Confira o artigo “Impunidade é não julgar”, do presidente da OAB-GO, Henrique Tibúrcio, publicado na edição do jornal O Popular desta segunda-feira (10).
Um escândalo político que levantou suspeitas de promiscuidade entre o Executivo e o Legislativo balançou o país em meados de 2005. De lá pra cá, sete anos foram consumidos até que o suposto esquema que ficou conhecido como mensalão chegasse a um desfecho no Judiciário, o que revela a complexidade e a magnitude do caso que o Brasil todo acompanha. Parece demorado, mas em se tratando de um julgamento tão emblemático, nada pode ser feito açodadamente.
Desde o dia 2 de agosto, o STF (Supremo Tribunal Federal) julga o processo que tem 37 réus denunciados sob acusação de cometerem sete diferentes crimes: corrupção ativa, corrupção passiva, formação de quadrilha, peculato, evasão de divisas, gestão fraudulenta e lavagem de dinheiro. Entre os alvos da ação há dois ex-ministros, parlamentares, banqueiros e empresários, entre outros.
O caso envolto em denúncias de desvio de dinheiro público e compra de apoio político pode ser interpretado como um golpe no equilíbrio republicano do país. Seu julgamento, porém, já se confirma como um marco histórico de fortalecimento institucional do Brasil.
Um Estado só é reconhecido por seus cidadãos como sério, seguro e próspero quando oferece instituições respeitáveis e regras claras. E isso só fica demonstrado em episódios concretos, que apontam os fundamentos legais e morais de uma nação.
Nesse sentido, o julgamento representa um desafio para o STF, que precisa evocar os princípios da autonomia e do equilíbrio em meio a pressões exercidas tanto pelas partes diretamente envolvidas no processo e por entidades da sociedade civil, que servem de correia de transmissão da opinião pública.
Por mais paradoxal que possa parecer, o que menos importa nesse julgamento é o seu resultado. Condenar no todo ou em parte, absolver, fixar as penas, não deve acontecer senão pela juridicidade e respaldo na ciência jurídica. Opiniões da sociedade, análises da imprensa, debates políticos, nada pode ser mais relevante do que o estofo doutrinário e o convencimento de cada Ministro.

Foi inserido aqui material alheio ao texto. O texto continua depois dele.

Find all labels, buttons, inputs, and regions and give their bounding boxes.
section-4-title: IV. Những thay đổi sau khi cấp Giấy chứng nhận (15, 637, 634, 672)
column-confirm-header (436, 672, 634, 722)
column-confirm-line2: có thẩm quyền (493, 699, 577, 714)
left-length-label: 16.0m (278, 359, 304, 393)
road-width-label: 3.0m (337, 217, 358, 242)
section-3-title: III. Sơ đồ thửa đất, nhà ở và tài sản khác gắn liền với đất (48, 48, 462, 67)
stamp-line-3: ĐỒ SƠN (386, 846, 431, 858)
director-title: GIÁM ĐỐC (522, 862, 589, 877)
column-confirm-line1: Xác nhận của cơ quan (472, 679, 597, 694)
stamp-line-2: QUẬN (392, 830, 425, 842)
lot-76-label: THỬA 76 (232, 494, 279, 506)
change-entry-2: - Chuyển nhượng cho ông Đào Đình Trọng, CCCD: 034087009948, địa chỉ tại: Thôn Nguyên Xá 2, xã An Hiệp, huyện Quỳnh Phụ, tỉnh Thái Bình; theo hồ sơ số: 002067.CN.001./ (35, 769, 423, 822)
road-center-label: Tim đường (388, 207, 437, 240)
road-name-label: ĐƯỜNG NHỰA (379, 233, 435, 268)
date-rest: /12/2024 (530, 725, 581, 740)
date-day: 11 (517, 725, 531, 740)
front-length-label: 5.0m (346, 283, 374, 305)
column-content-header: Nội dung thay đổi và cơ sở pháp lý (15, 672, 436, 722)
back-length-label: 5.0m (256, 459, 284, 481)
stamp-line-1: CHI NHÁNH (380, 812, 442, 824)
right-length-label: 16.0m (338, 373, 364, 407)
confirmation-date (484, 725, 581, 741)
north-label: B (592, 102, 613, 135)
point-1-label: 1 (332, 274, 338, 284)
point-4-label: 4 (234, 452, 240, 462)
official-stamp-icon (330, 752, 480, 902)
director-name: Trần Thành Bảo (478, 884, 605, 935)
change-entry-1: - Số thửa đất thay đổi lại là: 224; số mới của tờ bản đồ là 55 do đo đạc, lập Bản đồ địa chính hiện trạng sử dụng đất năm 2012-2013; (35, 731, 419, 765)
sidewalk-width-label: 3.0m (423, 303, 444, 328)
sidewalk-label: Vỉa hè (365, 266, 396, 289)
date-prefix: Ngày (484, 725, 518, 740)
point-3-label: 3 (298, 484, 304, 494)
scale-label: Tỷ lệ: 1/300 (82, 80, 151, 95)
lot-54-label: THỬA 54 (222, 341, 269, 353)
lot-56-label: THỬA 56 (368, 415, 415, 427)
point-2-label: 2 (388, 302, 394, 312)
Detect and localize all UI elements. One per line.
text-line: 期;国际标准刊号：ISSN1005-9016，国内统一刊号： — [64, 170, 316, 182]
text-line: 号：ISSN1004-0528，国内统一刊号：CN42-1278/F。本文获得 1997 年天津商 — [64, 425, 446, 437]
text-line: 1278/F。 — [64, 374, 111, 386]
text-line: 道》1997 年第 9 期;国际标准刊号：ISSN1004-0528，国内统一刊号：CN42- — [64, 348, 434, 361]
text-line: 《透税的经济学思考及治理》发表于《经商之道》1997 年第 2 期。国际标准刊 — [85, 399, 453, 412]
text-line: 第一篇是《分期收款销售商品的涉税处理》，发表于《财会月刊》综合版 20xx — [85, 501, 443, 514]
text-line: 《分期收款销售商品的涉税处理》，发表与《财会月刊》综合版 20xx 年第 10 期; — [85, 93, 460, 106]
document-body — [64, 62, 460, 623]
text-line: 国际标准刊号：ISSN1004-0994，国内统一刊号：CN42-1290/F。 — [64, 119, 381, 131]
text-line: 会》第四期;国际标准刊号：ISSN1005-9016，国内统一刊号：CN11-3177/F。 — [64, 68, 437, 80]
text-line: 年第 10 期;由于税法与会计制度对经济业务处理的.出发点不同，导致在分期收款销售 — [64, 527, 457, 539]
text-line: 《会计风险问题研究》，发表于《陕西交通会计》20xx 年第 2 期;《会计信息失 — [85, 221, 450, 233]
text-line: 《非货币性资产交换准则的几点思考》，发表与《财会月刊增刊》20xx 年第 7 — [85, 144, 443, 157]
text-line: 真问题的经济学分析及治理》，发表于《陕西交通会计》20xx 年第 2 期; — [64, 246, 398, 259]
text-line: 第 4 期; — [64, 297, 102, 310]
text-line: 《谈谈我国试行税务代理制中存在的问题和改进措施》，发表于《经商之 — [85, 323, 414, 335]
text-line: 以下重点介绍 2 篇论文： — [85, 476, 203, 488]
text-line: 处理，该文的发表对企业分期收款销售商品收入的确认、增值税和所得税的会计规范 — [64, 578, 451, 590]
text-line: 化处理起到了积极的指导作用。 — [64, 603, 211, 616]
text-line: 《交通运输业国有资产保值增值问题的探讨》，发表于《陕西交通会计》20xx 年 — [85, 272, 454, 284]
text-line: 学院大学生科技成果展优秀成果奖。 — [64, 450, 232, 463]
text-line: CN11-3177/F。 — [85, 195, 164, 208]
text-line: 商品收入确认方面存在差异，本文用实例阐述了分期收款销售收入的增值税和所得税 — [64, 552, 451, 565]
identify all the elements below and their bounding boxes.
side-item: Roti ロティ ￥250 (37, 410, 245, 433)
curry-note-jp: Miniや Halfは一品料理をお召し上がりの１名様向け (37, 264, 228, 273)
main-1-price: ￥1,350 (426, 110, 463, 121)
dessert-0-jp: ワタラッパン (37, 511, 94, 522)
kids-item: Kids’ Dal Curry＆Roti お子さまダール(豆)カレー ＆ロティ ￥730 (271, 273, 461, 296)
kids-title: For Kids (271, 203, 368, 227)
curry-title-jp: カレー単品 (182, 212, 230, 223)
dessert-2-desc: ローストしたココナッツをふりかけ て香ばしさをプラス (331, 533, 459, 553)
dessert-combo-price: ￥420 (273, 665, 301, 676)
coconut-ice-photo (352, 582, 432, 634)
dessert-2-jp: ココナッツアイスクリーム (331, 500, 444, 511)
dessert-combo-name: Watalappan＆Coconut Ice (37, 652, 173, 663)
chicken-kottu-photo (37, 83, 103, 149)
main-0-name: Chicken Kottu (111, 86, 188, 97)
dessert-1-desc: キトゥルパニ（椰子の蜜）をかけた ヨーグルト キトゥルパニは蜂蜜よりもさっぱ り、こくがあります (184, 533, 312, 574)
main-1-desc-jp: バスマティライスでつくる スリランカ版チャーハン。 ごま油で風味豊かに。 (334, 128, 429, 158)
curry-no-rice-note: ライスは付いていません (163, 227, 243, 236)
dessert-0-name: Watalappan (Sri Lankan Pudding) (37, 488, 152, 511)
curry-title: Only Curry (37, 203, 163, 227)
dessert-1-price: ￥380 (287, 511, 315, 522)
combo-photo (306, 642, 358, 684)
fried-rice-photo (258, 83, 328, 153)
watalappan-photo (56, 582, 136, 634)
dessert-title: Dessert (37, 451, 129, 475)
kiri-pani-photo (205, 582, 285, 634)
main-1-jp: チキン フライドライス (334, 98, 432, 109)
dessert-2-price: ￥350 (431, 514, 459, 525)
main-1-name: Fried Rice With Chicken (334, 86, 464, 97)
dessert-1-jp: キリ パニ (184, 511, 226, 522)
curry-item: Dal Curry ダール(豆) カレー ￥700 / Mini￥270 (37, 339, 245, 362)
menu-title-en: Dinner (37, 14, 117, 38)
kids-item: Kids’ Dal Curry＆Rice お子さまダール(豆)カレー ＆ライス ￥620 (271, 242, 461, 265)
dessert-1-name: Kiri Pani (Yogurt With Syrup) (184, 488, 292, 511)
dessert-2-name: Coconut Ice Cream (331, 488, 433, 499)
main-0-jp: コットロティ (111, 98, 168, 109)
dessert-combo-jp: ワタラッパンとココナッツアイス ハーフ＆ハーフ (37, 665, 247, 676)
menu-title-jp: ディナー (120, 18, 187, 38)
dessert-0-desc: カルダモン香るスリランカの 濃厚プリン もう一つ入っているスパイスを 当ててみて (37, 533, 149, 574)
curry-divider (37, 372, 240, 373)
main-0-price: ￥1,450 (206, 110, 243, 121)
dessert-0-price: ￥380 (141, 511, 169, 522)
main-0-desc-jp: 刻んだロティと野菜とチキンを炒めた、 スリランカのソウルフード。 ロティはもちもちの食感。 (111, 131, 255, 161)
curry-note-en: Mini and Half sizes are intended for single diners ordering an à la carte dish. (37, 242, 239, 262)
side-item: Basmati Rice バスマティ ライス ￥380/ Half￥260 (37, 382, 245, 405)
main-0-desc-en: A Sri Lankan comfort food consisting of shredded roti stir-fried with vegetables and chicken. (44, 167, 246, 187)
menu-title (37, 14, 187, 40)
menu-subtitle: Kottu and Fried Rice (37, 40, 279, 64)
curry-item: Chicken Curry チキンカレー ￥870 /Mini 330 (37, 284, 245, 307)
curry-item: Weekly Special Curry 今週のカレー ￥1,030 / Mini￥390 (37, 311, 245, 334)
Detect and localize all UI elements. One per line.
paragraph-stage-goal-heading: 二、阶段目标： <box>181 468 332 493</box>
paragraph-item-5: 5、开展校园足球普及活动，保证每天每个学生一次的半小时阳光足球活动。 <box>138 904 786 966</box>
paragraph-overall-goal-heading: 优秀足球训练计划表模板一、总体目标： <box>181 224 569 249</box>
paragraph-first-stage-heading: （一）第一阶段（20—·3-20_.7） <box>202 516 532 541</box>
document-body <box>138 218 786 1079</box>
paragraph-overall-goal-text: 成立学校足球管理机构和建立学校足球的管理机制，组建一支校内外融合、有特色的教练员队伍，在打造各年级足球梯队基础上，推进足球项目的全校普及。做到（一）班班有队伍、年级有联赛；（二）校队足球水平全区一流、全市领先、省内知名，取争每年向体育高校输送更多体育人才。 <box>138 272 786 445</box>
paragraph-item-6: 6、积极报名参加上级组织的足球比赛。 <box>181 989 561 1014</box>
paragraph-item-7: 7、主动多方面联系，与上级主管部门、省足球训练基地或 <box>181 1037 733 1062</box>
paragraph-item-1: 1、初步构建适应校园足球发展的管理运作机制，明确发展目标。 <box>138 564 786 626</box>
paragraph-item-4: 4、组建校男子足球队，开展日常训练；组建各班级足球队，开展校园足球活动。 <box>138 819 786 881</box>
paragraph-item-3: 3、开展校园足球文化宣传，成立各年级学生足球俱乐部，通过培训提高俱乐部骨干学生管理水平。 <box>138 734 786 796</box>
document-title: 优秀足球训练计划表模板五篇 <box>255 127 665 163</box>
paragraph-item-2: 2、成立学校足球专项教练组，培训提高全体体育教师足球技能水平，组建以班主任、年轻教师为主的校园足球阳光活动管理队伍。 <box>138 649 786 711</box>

Só essa solidez nos argumentos elencados pelos Ministros para punir ou absolver os réus é que dará a dimensão da força e do respeito institucional com que o Supremo Tribunal Federal se projetará nas próximas décadas.
Durante a maratona de sessões, o STF tem mostrado comprometimento com a defesa da Constituição, principal papel da Corte. Os ministros estão mergulhados nos detalhes de cada versão e suas decisões, ainda que haja divergências, têm mostrado grande consistência. Aliás, é bom que não haja unanimidade de pensamentos na mais alta Corte do país. Triste seria ver alinhamento estreito entre todas as cabeças decisórias; julgamentos em bloco. A pluralidade de opiniões é que tira, na média, quase sempre a melhor das decisões, além de, claro, ressaltar a independência com que julgam.
Dos 37 réus, sete já foram condenados. Um divisor de águas nesse processo é que está, até o momento, prevalecendo a tese de que provas indiciárias estão sendo consideradas suficientes para fundamentar a existência da prática dos delitos. Em outras palavras, os crimes que saltam aos olhos e todos sabem de sua existência não deixam de ser considerados por falta, por exemplo, de uma assinatura que ateste a prática criminosa. É uma nova visão demonstrada pela corte, rechaçada, não sem a sua parcela de razão, por quase todos os penalistas. Abre contudo, novas maneiras de se enxergar a possibilidade de punir-se os chamados crimes do colarinho branco, que raramente produzem provas muito evidentes. Se essa orientação produzirá mais efeitos positivos que o contrário, só o tempo dirá, mas assim é que se amadurecem as instituições e a democracia se consolida.
De toda sorte, creio que o STF caminha para sair maior do que se apresentou no início desse julgamento. O importante é ter em mente que a sensação de impunidade que grassa no Brasil não decorre da falta de condenação de pretensos criminosos, mas antes, da falta de um julgamento. Ao decidirem de acordo com suas consciências e convicções teóricas, seja para que lado for, os Ministros do Supremo cumprem seu ofício, encerram seu papel fundamental, de que distribuem Justiça com independência. Com isso, engrandecem as instituições e contribuem, subsidiariamente, para fazer-nos acreditar no futuro.